When Czech snowboarder Ester Ledecká, ranked 43rd in the world, stood at the top of the hill, even she didn't think she had a chance.
You didn't misread that. Ester is a snowboarder who just started to compete competitively in skiing a couple of years ago. The commonality between skiing and snowboarding is minimal: beyond the fact that they both take place on snow-covered mountains, there's very little overlap. Ester isn't a horrible skier, but she had never placed in the top 25 of any Super G event. Yet because she qualified to compete in the event at Pyeongchang, she was determined to give it her best.
She gave her best and then some. At the end of Ester's nearly flawless run, she looked up at her time and couldn't believe it: she was in first place. I love her reaction at the bottom of the hill as she tried to process what happened.
Ester just couldn't believe her time was accurate, but it was. She won the gold medal. And, adding to the legend, she used borrowed skis for her winning run.
These are the kinds of stories that make the Olympics compelling television. But it's more than pure entertainment. When expert pundits are blown away by a result, you must examine why and how they couldn't see this coming. If the Super G was a subjective sport—like those where judges can arbitrarily skew outcomes—the outcome wouldn't demand such serious reflection. So even though I've clearly established here that I know nothing about skiing, my research into this event leaves me with three reasons as to why Ester took gold.
1. She had competitive experience.
Ester's success as a snowboarder didn't help her skiing technique, but it prepared her for stiff competition. You know those people that, whether it's an athletic contest or a board game, refuse to lose? That's how Ester viewed this opportunity. Ultimately, this is a small component of the Czech's victory, but it cannot be ignored. You always need to show up ready to play.
2. She was mentally prepared.
There's an improvisational element to the Super G, as competitors are not permitted to ski the course ahead of time. As a result, all the skiers are getting their first look at the track during their first (and only) run. This, then, rewards those athletes who can quickly adjust and process new information on the fly. All the commentators noted that Ester took the most aggressive line down the hill of any of the competitors. Even though her experience/skill was not as robust as Anna's, she didn't know what she didn't know and was prepared to risk it all. Her quick thinking and reaction put her in a position to succeed.

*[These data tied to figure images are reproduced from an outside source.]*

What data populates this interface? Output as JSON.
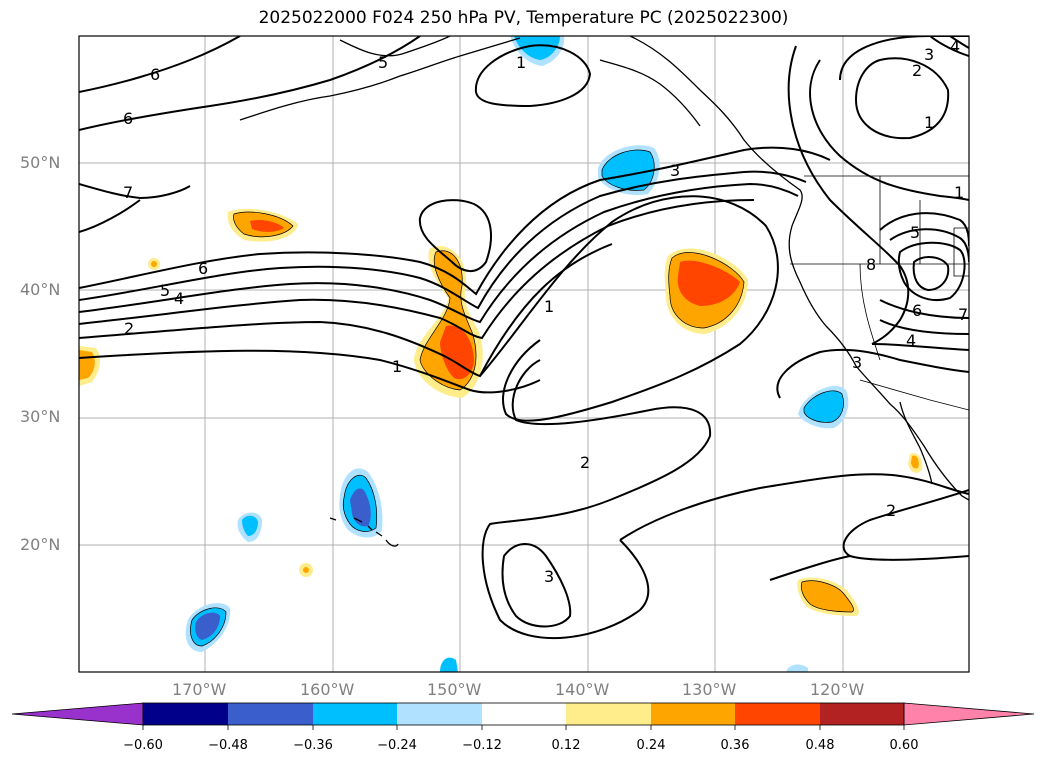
{
  "title": "2025022000 F024 250 hPa PV, Temperature PC (2025022300)",
  "map": {
    "lat_gridlines": [
      "50°N",
      "40°N",
      "30°N",
      "20°N"
    ],
    "lon_gridlines": [
      "170°W",
      "160°W",
      "150°W",
      "140°W",
      "130°W",
      "120°W"
    ],
    "contour_labels": [
      "6",
      "6",
      "5",
      "7",
      "6",
      "5",
      "4",
      "2",
      "1",
      "1",
      "3",
      "1",
      "2",
      "3",
      "1",
      "2",
      "3",
      "4",
      "7",
      "5",
      "8",
      "6",
      "4",
      "3",
      "2",
      "1"
    ]
  },
  "colorbar": {
    "ticks": [
      "−0.60",
      "−0.48",
      "−0.36",
      "−0.24",
      "−0.12",
      "0.12",
      "0.24",
      "0.36",
      "0.48",
      "0.60"
    ],
    "colors": [
      "#9932cc",
      "#00008b",
      "#3a5fcd",
      "#00bfff",
      "#b0e2ff",
      "#ffffff",
      "#ffec8b",
      "#ffa500",
      "#ff4500",
      "#b22222",
      "#ff82ab"
    ]
  }
}
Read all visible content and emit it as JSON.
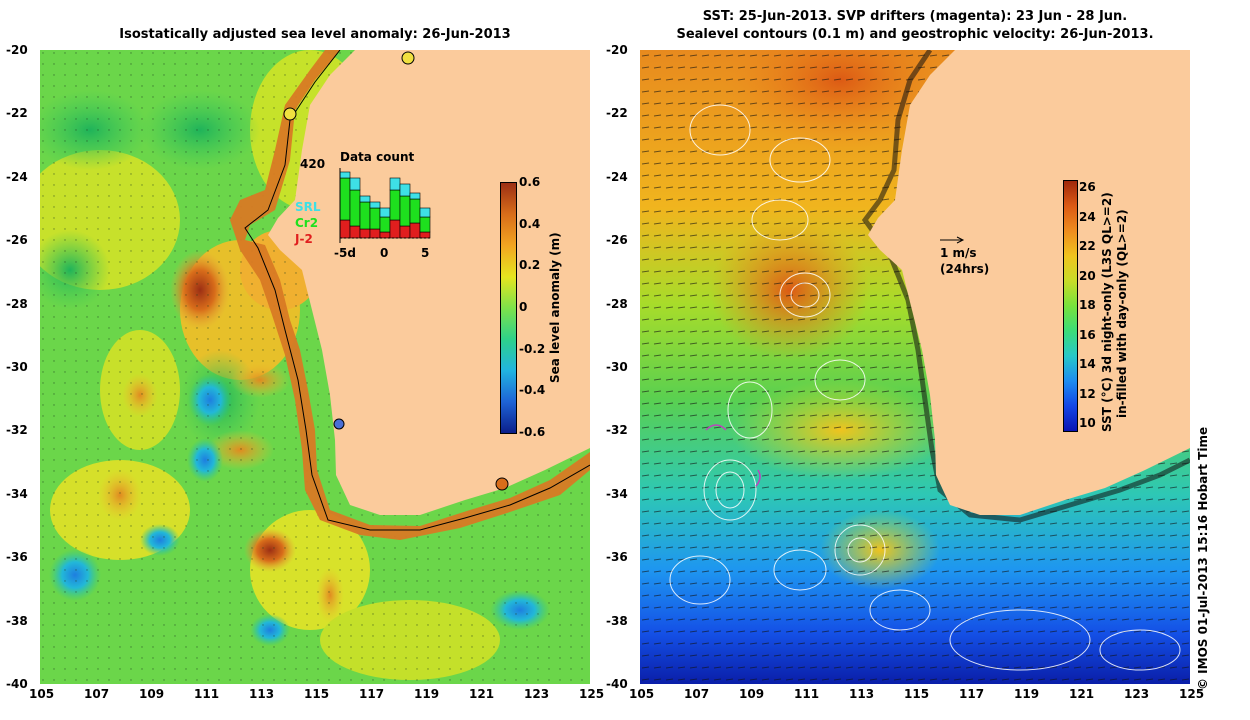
{
  "left_panel": {
    "title": "Isostatically adjusted sea level anomaly: 26-Jun-2013",
    "colorbar": {
      "label": "Sea level anomaly (m)",
      "ticks": [
        "0.6",
        "0.4",
        "0.2",
        "0",
        "-0.2",
        "-0.4",
        "-0.6"
      ],
      "colors": [
        "#0b1f8a",
        "#1e63d6",
        "#21b4e0",
        "#2ed18a",
        "#7ee24a",
        "#e6e51f",
        "#f2a521",
        "#d86d1a",
        "#9c2f14"
      ]
    },
    "inset": {
      "count": "420",
      "title": "Data count",
      "legend": [
        "SRL",
        "Cr2",
        "J-2"
      ],
      "legend_colors": [
        "#3ee0e6",
        "#1ee01e",
        "#e01e1e"
      ],
      "xticks": [
        "-5d",
        "0",
        "5"
      ],
      "bars": [
        {
          "srl": 2,
          "cr2": 14,
          "j2": 6
        },
        {
          "srl": 4,
          "cr2": 12,
          "j2": 4
        },
        {
          "srl": 2,
          "cr2": 9,
          "j2": 3
        },
        {
          "srl": 2,
          "cr2": 7,
          "j2": 3
        },
        {
          "srl": 3,
          "cr2": 5,
          "j2": 2
        },
        {
          "srl": 4,
          "cr2": 10,
          "j2": 6
        },
        {
          "srl": 4,
          "cr2": 10,
          "j2": 4
        },
        {
          "srl": 2,
          "cr2": 8,
          "j2": 5
        },
        {
          "srl": 3,
          "cr2": 5,
          "j2": 2
        }
      ]
    }
  },
  "right_panel": {
    "title_line1": "SST: 25-Jun-2013. SVP drifters (magenta): 23 Jun - 28 Jun.",
    "title_line2": "Sealevel contours (0.1 m) and geostrophic velocity: 26-Jun-2013.",
    "scale_arrow": "1 m/s",
    "scale_note": "(24hrs)",
    "colorbar": {
      "label1": "SST (°C) 3d night-only (L3S QL>=2)",
      "label2": "in-filled with day-only (QL>=2)",
      "ticks": [
        "26",
        "24",
        "22",
        "20",
        "18",
        "16",
        "14",
        "12",
        "10"
      ],
      "colors": [
        "#0a14b4",
        "#1446e6",
        "#1e8cf0",
        "#28c8c8",
        "#3cdc78",
        "#78e23c",
        "#c8dc28",
        "#f0c31e",
        "#ee8c1e",
        "#dc5a14",
        "#a0280a"
      ]
    }
  },
  "axes": {
    "lat_ticks": [
      "-20",
      "-22",
      "-24",
      "-26",
      "-28",
      "-30",
      "-32",
      "-34",
      "-36",
      "-38",
      "-40"
    ],
    "lon_ticks": [
      "105",
      "107",
      "109",
      "111",
      "113",
      "115",
      "117",
      "119",
      "121",
      "123",
      "125"
    ]
  },
  "credit": "© IMOS 01-Jul-2013 15:16 Hobart Time"
}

3. She checked her ego at the door.
. . . or at the top of the hill . . . or however this metaphor works. I hold that this is THE reason that Ester won gold: she wasn't afraid to fail. In today's culture of perfectionism, few people are willing to try things new, especially those who have already tasted success in another field. Ester knew she wasn't going to be as successful in skiing as she had in snowboarding, but she decided to try anyway. It's why I absolutely adore this story: she could have made a fool out of herself, but she gave it a go and now has a gold medal to show for it.
There's so much conversation in the pop-business world about disrupters, but those who actually disrupt never start with the intention to do so. It starts organically—just like when a snowboarder decides she'll try her hand at skiing.